The genuine weaknesses surfaced elsewhere in this base — the contested, self-contradictory Flight-4 identification, the documented cover story (DuBose), the anomalous-property affidavits Moore “had no explanation” for, and Marcel’s lifelong “not a weather balloon” — push the estimate off zero. But all three jurors independently applied the key discipline: the Flight-4 and cover-story holes relocate which balloon / what the cover concealed — they do not bridge to exotic. A botched “flying disc” press release plus a classified balloon program fully accounts for them.

The single shared uncertainty

The anomalous-property testimony — foil that “sprang back into its original shape” wrinkle-free (Tadolini), “wouldn’t crush or burn” (Proctor). If those are accurate observations rather than decades-later embellishment, they are the one thread resisting a plain balloon reading. The jurors weighted them as memory drift (consistent with the rest of the base), and noted that even if genuine, they tilt toward “unusual classified material,” not necessarily ET. The estimate that would move it sharply upward: surviving, independently testable physical debris with properties no 1947 terrestrial program could produce — which does not exist.

Honest caveat on the number

This is a calibrated judgment, not a measurement, and it is conditioned on a briefing assembled here — which I worked to keep balanced (strongest points in both directions), but which inevitably embeds this base’s weighting. The load-bearing assumption is that the anomalous-property affidavits are decades-later recollection, not reliable observation; a reasoner who treats that testimony as sound would land materially higher. The ~4–5% reflects the base’s consistent treatment of late/anonymous/unpreserved testimony as the weak tier. It is a statement about the weight of the available evidence, not a claim that the exotic possibility is refuted.

External cross-checks (other models / CLIs) — with provenance caveats

The same balanced briefing was re-run through several other models/CLIs to test robustness. Read the provenance column before trusting the convergence — most of these were instructed to reason from the briefing only (“Do not browse or use tools”), but only the codex runs are provenance-verified against a session log.
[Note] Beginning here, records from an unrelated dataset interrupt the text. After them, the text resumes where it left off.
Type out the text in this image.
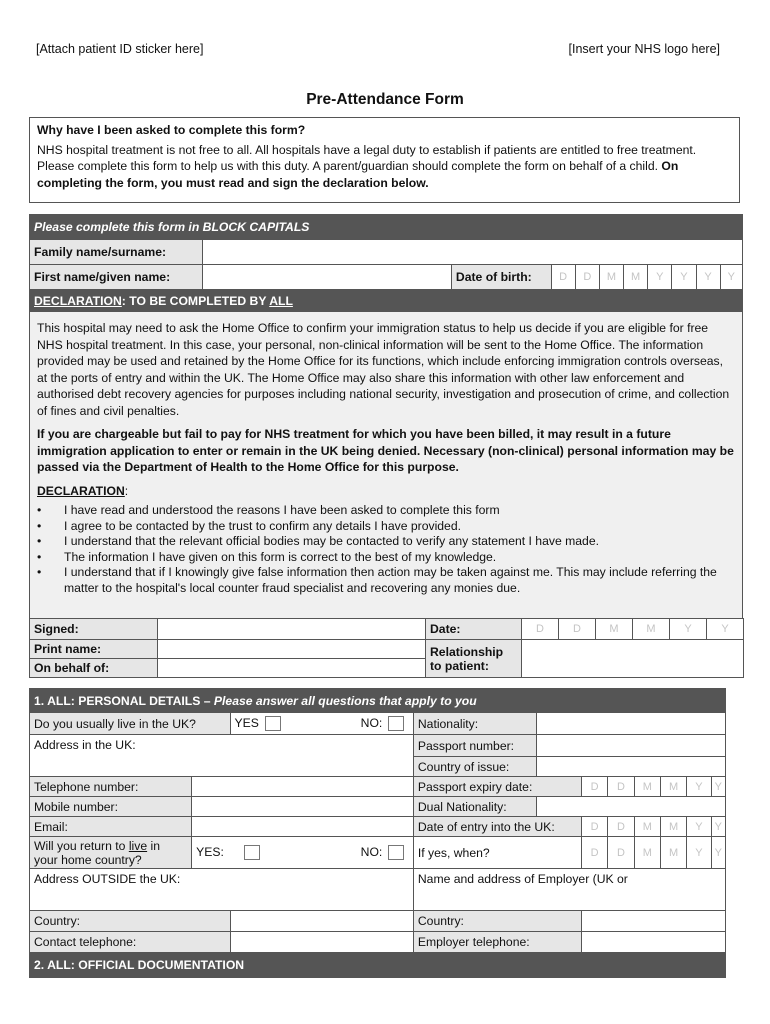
[Attach patient ID sticker here]	[Insert your NHS logo here]
Pre-Attendance Form
Why have I been asked to complete this form?
NHS hospital treatment is not free to all. All hospitals have a legal duty to establish if patients are entitled to free treatment. Please complete this form to help us with this duty. A parent/guardian should complete the form on behalf of a child. On completing the form, you must read and sign the declaration below.
Please complete this form in BLOCK CAPITALS										
Family name/surname:										
First name/given name:		Date of birth:	D	D	M	M	Y	Y	Y	Y
DECLARATION: TO BE COMPLETED BY ALL										

This hospital may need to ask the Home Office to confirm your immigration status to help us decide if you are eligible for free NHS hospital treatment. In this case, your personal, non-clinical information will be sent to the Home Office. The information provided may be used and retained by the Home Office for its functions, which include enforcing immigration controls overseas, at the ports of entry and within the UK. The Home Office may also share this information with other law enforcement and authorised debt recovery agencies for purposes including national security, investigation and prosecution of crime, and collection of fines and civil penalties.

If you are chargeable but fail to pay for NHS treatment for which you have been billed, it may result in a future immigration application to enter or remain in the UK being denied. Necessary (non-clinical) personal information may be passed via the Department of Health to the Home Office for this purpose.

DECLARATION:
• I have read and understood the reasons I have been asked to complete this form
• I agree to be contacted by the trust to confirm any details I have provided.
• I understand that the relevant official bodies may be contacted to verify any statement I have made.
• The information I have given on this form is correct to the best of my knowledge.
• I understand that if I knowingly give false information then action may be taken against me. This may include referring the matter to the hospital's local counter fraud specialist and recovering any monies due.
Signed:		Date:	D	D	M	M	Y	Y
Print name:		Relationship to patient:						
On behalf of:								
1. ALL: PERSONAL DETAILS – Please answer all questions that apply to you											
Do you usually live in the UK?		YES	NO:	Nationality:							
Address in the UK:				Passport number:							
				Country of issue:							
Telephone number:				Passport expiry date:		D	D	M	M	Y	Y
Mobile number:				Dual Nationality:							
Email:				Date of entry into the UK:		D	D	M	M	Y	Y
Will you return to live in your home country?	YES:		NO:	If yes, when?		D	D	M	M	Y	Y
Address OUTSIDE the UK:				Name and address of Employer (UK or							
Country:				Country:							
Contact telephone:				Employer telephone:							
2. ALL: OFFICIAL DOCUMENTATION											
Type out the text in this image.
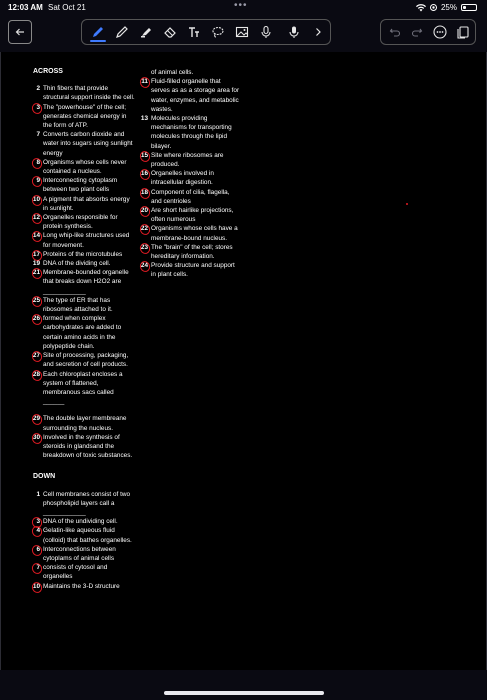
12:03 AM Sat Oct 21	•••	25%
ACROSS
2 Thin fibers that provide structural support inside the cell.
3 The "powerhouse" of the cell; generates chemical energy in the form of ATP.
7 Converts carbon dioxide and water into sugars using sunlight energy
8 Organisms whose cells never contained a nucleus.
9 Interconnecting cytoplasm between two plant cells
10 A pigment that absorbs energy in sunlight.
12 Organelles responsible for protein synthesis.
14 Long whip-like structures used for movement.
17 Proteins of the microtubules
19 DNA of the dividing cell.
21 Membrane-bounded organelle that breaks down H2O2 are ____________
25 The type of ER that has ribosomes attached to it.
26 formed when complex carbohydrates are added to certain amino acids in the polypeptide chain.
27 Site of processing, packaging, and secretion of cell products.
28 Each chloroplast encloses a system of flattened, membranous sacs called ______
29 The double layer membreane surrounding the nucleus.
30 Involved in the synthesis of steroids in glandsand the breakdown of toxic substances.
DOWN
1 Cell membranes consist of two phospholipid layers call a ____________
3 DNA of the undividing cell.
4 Gelatin-like aqueous fluid (colloid) that bathes organelles.
6 Interconnections between cytoplams of animal cells
7 consists of cytosol and organelles
10 Maintains the 3-D structure
of animal cells.
11 Fluid-filled organelle that serves as as a storage area for water, enzymes, and metabolic wastes.
13 Molecules providing mechanisms for transporting molecules through the lipid bilayer.
15 Site where ribosomes are produced.
16 Organelles involved in intracellular digestion.
18 Component of cilia, flagella, and centrioles
20 Are short hairlike projections, often numerous
22 Organisms whose cells have a membrane-bound nucleus.
23 The "brain" of the cell; stores hereditary information.
24 Provide structure and support in plant cells.
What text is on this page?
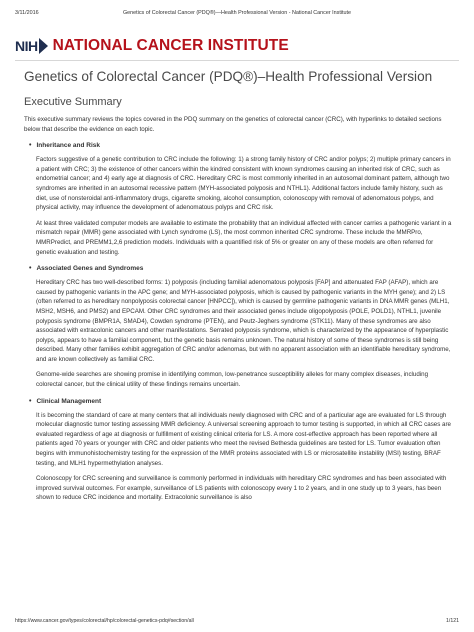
3/11/2016	Genetics of Colorectal Cancer (PDQ®)—Health Professional Version - National Cancer Institute
NIH NATIONAL CANCER INSTITUTE
Genetics of Colorectal Cancer (PDQ®)–Health Professional Version
Executive Summary

This executive summary reviews the topics covered in the PDQ summary on the genetics of colorectal cancer (CRC), with hyperlinks to detailed sections below that describe the evidence on each topic.

• Inheritance and Risk

Factors suggestive of a genetic contribution to CRC include the following: 1) a strong family history of CRC and/or polyps; 2) multiple primary cancers in a patient with CRC; 3) the existence of other cancers within the kindred consistent with known syndromes causing an inherited risk of CRC, such as endometrial cancer; and 4) early age at diagnosis of CRC. Hereditary CRC is most commonly inherited in an autosomal dominant pattern, although two syndromes are inherited in an autosomal recessive pattern (MYH-associated polyposis and NTHL1). Additional factors include family history, such as diet, use of nonsteroidal anti-inflammatory drugs, cigarette smoking, alcohol consumption, colonoscopy with removal of adenomatous polyps, and physical activity, may influence the development of adenomatous polyps and CRC risk.

At least three validated computer models are available to estimate the probability that an individual affected with cancer carries a pathogenic variant in a mismatch repair (MMR) gene associated with Lynch syndrome (LS), the most common inherited CRC syndrome. These include the MMRPro, MMRPredict, and PREMM1,2,6 prediction models. Individuals with a quantified risk of 5% or greater on any of these models are often referred for genetic evaluation and testing.

• Associated Genes and Syndromes

Hereditary CRC has two well-described forms: 1) polyposis (including familial adenomatous polyposis [FAP] and attenuated FAP (AFAP), which are caused by pathogenic variants in the APC gene; and MYH-associated polyposis, which is caused by pathogenic variants in the MYH gene); and 2) LS (often referred to as hereditary nonpolyposis colorectal cancer [HNPCC]), which is caused by germline pathogenic variants in DNA MMR genes (MLH1, MSH2, MSH6, and PMS2) and EPCAM. Other CRC syndromes and their associated genes include oligopolyposis (POLE, POLD1), NTHL1, juvenile polyposis syndrome (BMPR1A, SMAD4), Cowden syndrome (PTEN), and Peutz-Jeghers syndrome (STK11). Many of these syndromes are also associated with extracolonic cancers and other manifestations. Serrated polyposis syndrome, which is characterized by the appearance of hyperplastic polyps, appears to have a familial component, but the genetic basis remains unknown. The natural history of some of these syndromes is still being described. Many other families exhibit aggregation of CRC and/or adenomas, but with no apparent association with an identifiable hereditary syndrome, and are known collectively as familial CRC.

Genome-wide searches are showing promise in identifying common, low-penetrance susceptibility alleles for many complex diseases, including colorectal cancer, but the clinical utility of these findings remains uncertain.

• Clinical Management

It is becoming the standard of care at many centers that all individuals newly diagnosed with CRC and of a particular age are evaluated for LS through molecular diagnostic tumor testing assessing MMR deficiency. A universal screening approach to tumor testing is supported, in which all CRC cases are evaluated regardless of age at diagnosis or fulfillment of existing clinical criteria for LS. A more cost-effective approach has been reported where all patients aged 70 years or younger with CRC and older patients who meet the revised Bethesda guidelines are tested for LS. Tumor evaluation often begins with immunohistochemistry testing for the expression of the MMR proteins associated with LS or microsatellite instability (MSI) testing, BRAF testing, and MLH1 hypermethylation analyses.

Colonoscopy for CRC screening and surveillance is commonly performed in individuals with hereditary CRC syndromes and has been associated with improved survival outcomes. For example, surveillance of LS patients with colonoscopy every 1 to 2 years, and in one study up to 3 years, has been shown to reduce CRC incidence and mortality. Extracolonic surveillance is also

https://www.cancer.gov/types/colorectal/hp/colorectal-genetics-pdq#section/all	1/121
System / modelP(non-prosaic)Provenance
Claude jurors ×3 (panel)4, 4, 4briefing-only by intent (subagents had file access; not sandbox-verified)
Cursor agent CLI4unverified (no isolated session log found)
agy CLI1.7unverified; ran with --dangerously-skip-permissions (could have read files)
Gemini 2.5 Flash15not a clean control — output shows “Falling back to GrepTool”; tool subsystem was live, cannot certify briefing-only
Gemini 3 Flash (preview)7same caveat as 2.5 Flash
codex (gpt-5.5)2.7VERIFIED briefing-only — session log has only user→reasoning→answer events; zero tool calls; read-only sandbox; 11.7k tokens
codex (gpt-5.5)6VERIFIED browsed — a reworded “read the related files first” prompt; 181k tokens; read 40+ repo files (incl. ones not suggested) + external critiques

What the cross-checks show. Median ≈ 4; the central cluster is 1.7–7, and every run independently reproduced the same up/down factors and the same single uncertainty (the anomalous-property testimony). The one high outlier (Gemini 2.5 Flash, 15) is also the weakest model and a non-clean control. The convergence is therefore real but softer than a clean panel — only codex is provenance-verified.

The most informative single result is the codex pair: told not to browse it returned 2.7; told to read the actual base files (richer and more pro-exotic-curious than the distilled briefing — full affidavits, the cover story, the Flight-4 holes) it returned 6. Browsing moved the number up ~3 points but did not change the conclusion (~94% prosaic). That is empirical evidence the briefing was not smuggling in a lower number than the underlying primary material supports — if anything, the fuller record nudges slightly more uncertain, not less.